A once-popular myth-that Indiana homeschoolers must "register" with the department of education-has resurfaced. In late September, a social worker asked a Richmond-area Home School Legal Defense Association member family to come to her office. "Failure to keep this appointment could result in your case being referred to our attorney for possible legal action," her letter warned.

The family immediately contacted HSLDA for assistance. First, we advised the family to send a letter to the social worker authorizing her to talk to us. Then we called the official and learned the sole allegation against the family: a claim that the children were neither in school nor "registered."

Five days after the family received the social worker's letter, Vagas Ferguson, an attendance liaison with Richmond Community Schools, came to the home and handed the parents a letter demanding that the family submit a notice of intent to provide home instruction and "register" with the state department of education. The letter stated,

In the past you may not have had to complete these forms and submit them. But the state now requires that a school district have families provide this information each school year if they intend to educate their children at home.

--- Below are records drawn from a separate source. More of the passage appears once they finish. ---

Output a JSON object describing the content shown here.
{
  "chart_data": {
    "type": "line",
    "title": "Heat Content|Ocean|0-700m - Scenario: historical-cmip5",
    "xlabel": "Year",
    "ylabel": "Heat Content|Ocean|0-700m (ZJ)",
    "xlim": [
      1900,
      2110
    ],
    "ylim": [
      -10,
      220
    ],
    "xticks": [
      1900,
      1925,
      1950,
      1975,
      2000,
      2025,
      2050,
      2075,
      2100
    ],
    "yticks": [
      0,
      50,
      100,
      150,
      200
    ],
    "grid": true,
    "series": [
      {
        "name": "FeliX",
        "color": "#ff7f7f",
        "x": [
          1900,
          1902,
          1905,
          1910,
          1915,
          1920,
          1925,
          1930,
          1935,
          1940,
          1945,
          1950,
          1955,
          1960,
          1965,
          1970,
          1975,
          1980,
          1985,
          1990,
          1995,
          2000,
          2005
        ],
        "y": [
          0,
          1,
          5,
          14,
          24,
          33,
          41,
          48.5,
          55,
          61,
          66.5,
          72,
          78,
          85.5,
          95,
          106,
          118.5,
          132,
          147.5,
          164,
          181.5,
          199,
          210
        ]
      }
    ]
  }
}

HSLDA has written letters to the social worker and the attendance liaison explaining that the family is in full compliance with Indiana compulsory education law. Neither a notice of intent nor "registration" is required under state law.

For years, HSLDA has battled to convince local prosecutors, truant officers, and social workers of the seemingly obvious fact that state law does not require homeschool families to "register." For a time, even the Indiana Department of Education referred to "registration" on its website.

We need your help to ensure that the myth of registration remains dead and buried. If you hear anyone refer to it, please explain that Indiana law does not require homeschoolers to "register." If we allow the myth to linger, one day we may find ourselves facing legislators who want to turn the myth into reality. You can help protect homeschool liberty in Indiana by understanding and exercising your rights and by informing others.